Shamrock Salad
Preparation Time: 5 minutes
Difficulty Level: 2
Servings: 8 (1/2 cup servings)
INGREDIENTS
2 (.6 oz) packages sugar-free lime Jell-O, divided
1-3/4 cups boiling water (for 1st pkg Jell-O)
1-1/4 cups boiling water (for 2nd pkg Jell-O)
2 (3 oz) packages of Philadelphia Neufchatel
(light cream cheese), at room temperature
1 tablespoon lemon juice
1 (8-1/2 oz) can crushed pineapple in juice, undrained
1/2 cup 50% fat-reduced mayonnaise
1/2 cup pecans, chopped
1/2 cup celery, minced
DIRECTIONS
1. Dissolve one package of jello into 1-3/4 cups boiling water.
2. Pour into shallow pan and chill until firm.
3. Cut into shamrocks with a cookie cutter.
4. Dissolve the second package of Jell-O into 1-1/4 cups boiling water; chill until partially thickened.

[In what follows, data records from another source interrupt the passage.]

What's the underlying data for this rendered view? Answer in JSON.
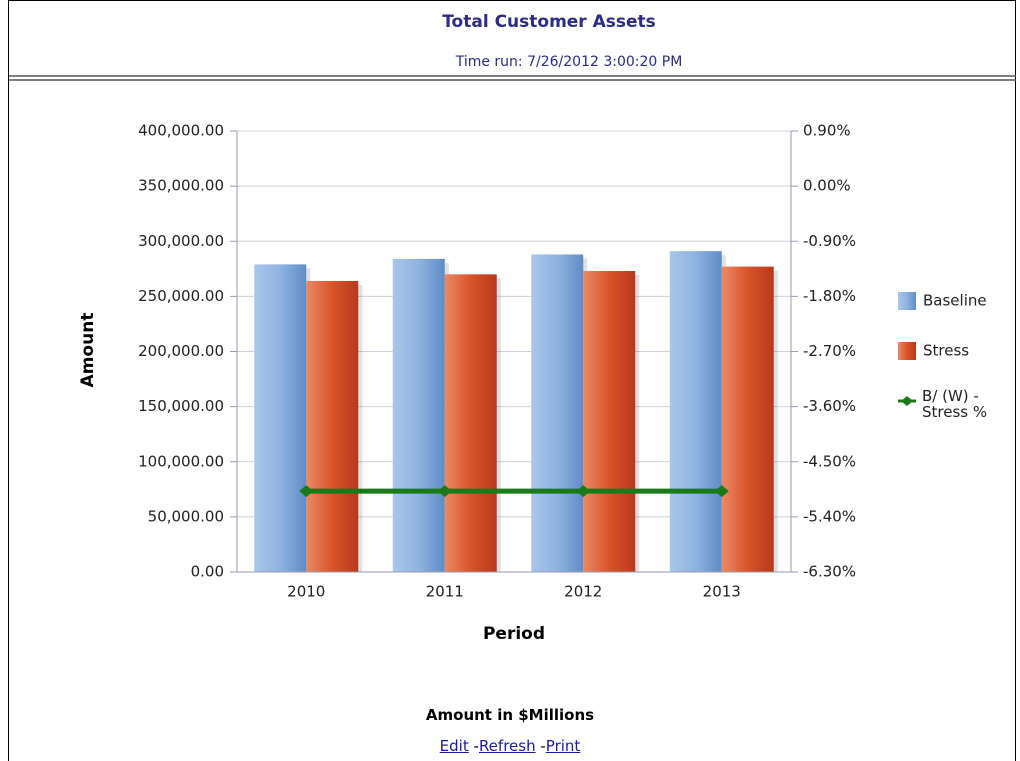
{
  "chart_data": {
    "type": "bar",
    "title": "Total Customer Assets",
    "subtitle": "Time run: 7/26/2012 3:00:20 PM",
    "x_label": "Period",
    "y_label": "Amount",
    "categories": [
      "2010",
      "2011",
      "2012",
      "2013"
    ],
    "series": [
      {
        "name": "Baseline",
        "color": "#7fa7d9",
        "values": [
          279000,
          284000,
          288000,
          291000
        ]
      },
      {
        "name": "Stress",
        "color": "#d9532b",
        "values": [
          264000,
          270000,
          273000,
          277000
        ]
      },
      {
        "name": "B/ (W) - Stress %",
        "color": "#1a7a1a",
        "type": "line",
        "axis": "y2",
        "values": [
          -4.98,
          -4.98,
          -4.98,
          -4.98
        ]
      }
    ],
    "ylim": [
      0,
      400000
    ],
    "yticks": [
      {
        "value": 0,
        "label": "0.00"
      },
      {
        "value": 50000,
        "label": "50,000.00"
      },
      {
        "value": 100000,
        "label": "100,000.00"
      },
      {
        "value": 150000,
        "label": "150,000.00"
      },
      {
        "value": 200000,
        "label": "200,000.00"
      },
      {
        "value": 250000,
        "label": "250,000.00"
      },
      {
        "value": 300000,
        "label": "300,000.00"
      },
      {
        "value": 350000,
        "label": "350,000.00"
      },
      {
        "value": 400000,
        "label": "400,000.00"
      }
    ],
    "y2lim": [
      -6.3,
      0.9
    ],
    "y2ticks": [
      {
        "value": -6.3,
        "label": "-6.30%"
      },
      {
        "value": -5.4,
        "label": "-5.40%"
      },
      {
        "value": -4.5,
        "label": "-4.50%"
      },
      {
        "value": -3.6,
        "label": "-3.60%"
      },
      {
        "value": -2.7,
        "label": "-2.70%"
      },
      {
        "value": -1.8,
        "label": "-1.80%"
      },
      {
        "value": -0.9,
        "label": "-0.90%"
      },
      {
        "value": 0,
        "label": "0.00%"
      },
      {
        "value": 0.9,
        "label": "0.90%"
      }
    ],
    "grid": true,
    "legend": "right"
  },
  "footer": {
    "note": "Amount in $Millions",
    "links": [
      "Edit",
      "Refresh",
      "Print"
    ],
    "separator": "-"
  }
}
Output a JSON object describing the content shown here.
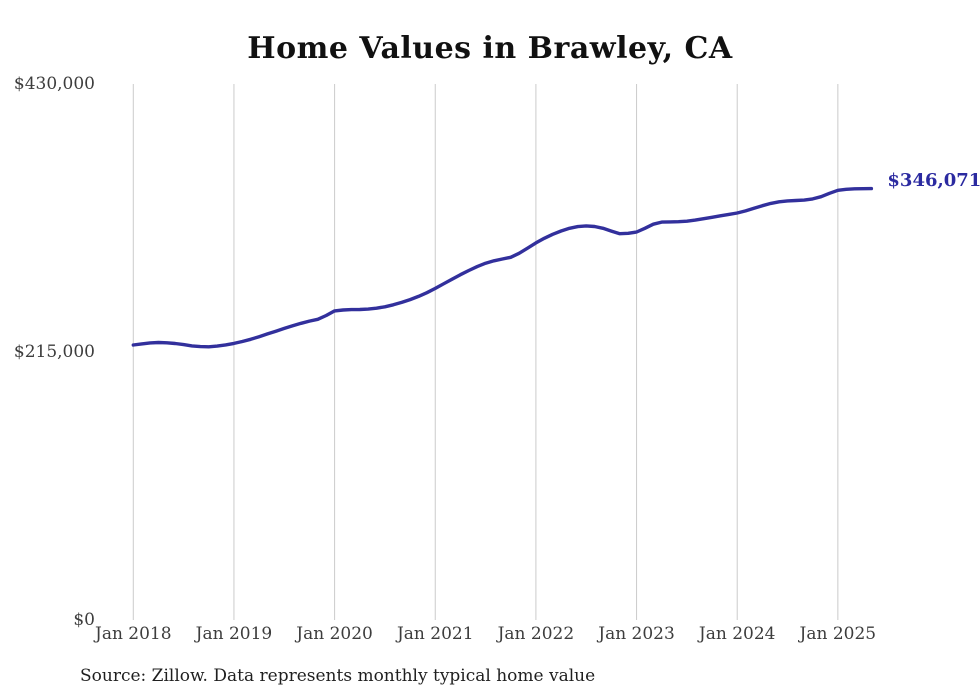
{
  "colors": {
    "line": "#32309c",
    "end_label": "#2b2aa0",
    "grid": "#cbcbcb",
    "axis_text": "#3d3d3d",
    "title_text": "#111111"
  },
  "chart_data": {
    "type": "line",
    "title": "Home Values in Brawley, CA",
    "source_note": "Source: Zillow. Data represents monthly typical home value",
    "xlabel": "",
    "ylabel": "",
    "frequency": "monthly",
    "x_start": "2018-01",
    "x_end": "2025-05",
    "ylim": [
      0,
      430000
    ],
    "grid": "vertical-only",
    "legend": "none",
    "x_tick_labels": [
      "Jan 2018",
      "Jan 2019",
      "Jan 2020",
      "Jan 2021",
      "Jan 2022",
      "Jan 2023",
      "Jan 2024",
      "Jan 2025"
    ],
    "y_ticks": [
      {
        "label": "$0",
        "value": 0
      },
      {
        "label": "$215,000",
        "value": 215000
      },
      {
        "label": "$430,000",
        "value": 430000
      }
    ],
    "annotation": {
      "text": "$346,071",
      "position": "line-end"
    },
    "series": [
      {
        "name": "Typical home value",
        "values": [
          220600,
          221500,
          222300,
          222600,
          222400,
          221800,
          220900,
          219900,
          219300,
          219200,
          219700,
          220700,
          221900,
          223400,
          225200,
          227300,
          229500,
          231700,
          233900,
          236000,
          238000,
          239800,
          241200,
          244300,
          248000,
          248700,
          249000,
          249100,
          249400,
          250100,
          251300,
          252900,
          254800,
          257000,
          259600,
          262600,
          266000,
          269700,
          273400,
          277000,
          280400,
          283500,
          286200,
          288200,
          289600,
          291000,
          294200,
          298300,
          302500,
          306200,
          309400,
          312100,
          314200,
          315600,
          316200,
          315700,
          314200,
          312000,
          309900,
          310200,
          311300,
          314200,
          317500,
          319200,
          319400,
          319500,
          319900,
          320800,
          321900,
          323100,
          324300,
          325400,
          326500,
          328200,
          330300,
          332400,
          334200,
          335500,
          336200,
          336500,
          336900,
          337800,
          339600,
          342300,
          344700,
          345500,
          345900,
          346000,
          346071
        ]
      }
    ]
  }
}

5. Soften the two packages of cream cheese at room temperature.
6. Add lemon juice and crushed pineapple with liquid to the cheese mixture.
7. Combine thoroughly.
8. Fold into the partially thickened Jell-O.
9. Gently add the chopped pecans and celery to the Jell-O mixture.
10. Turn into a 9-inch square pan and chill until firm.
11. Cut salad into 9 squares, arrange on lettuce leaf and top with gelatin shamrocks.
NUTRITIONAL INFORMATION per serving:
142 Cal; 11 gm Total Fat; 8gm Carb; 9mg Cholesterol; 195 mg Sodium; 3 gm Protein.
Exchanges: 1/2 Lean Meat; 1/2 Fruit; 2 Fats.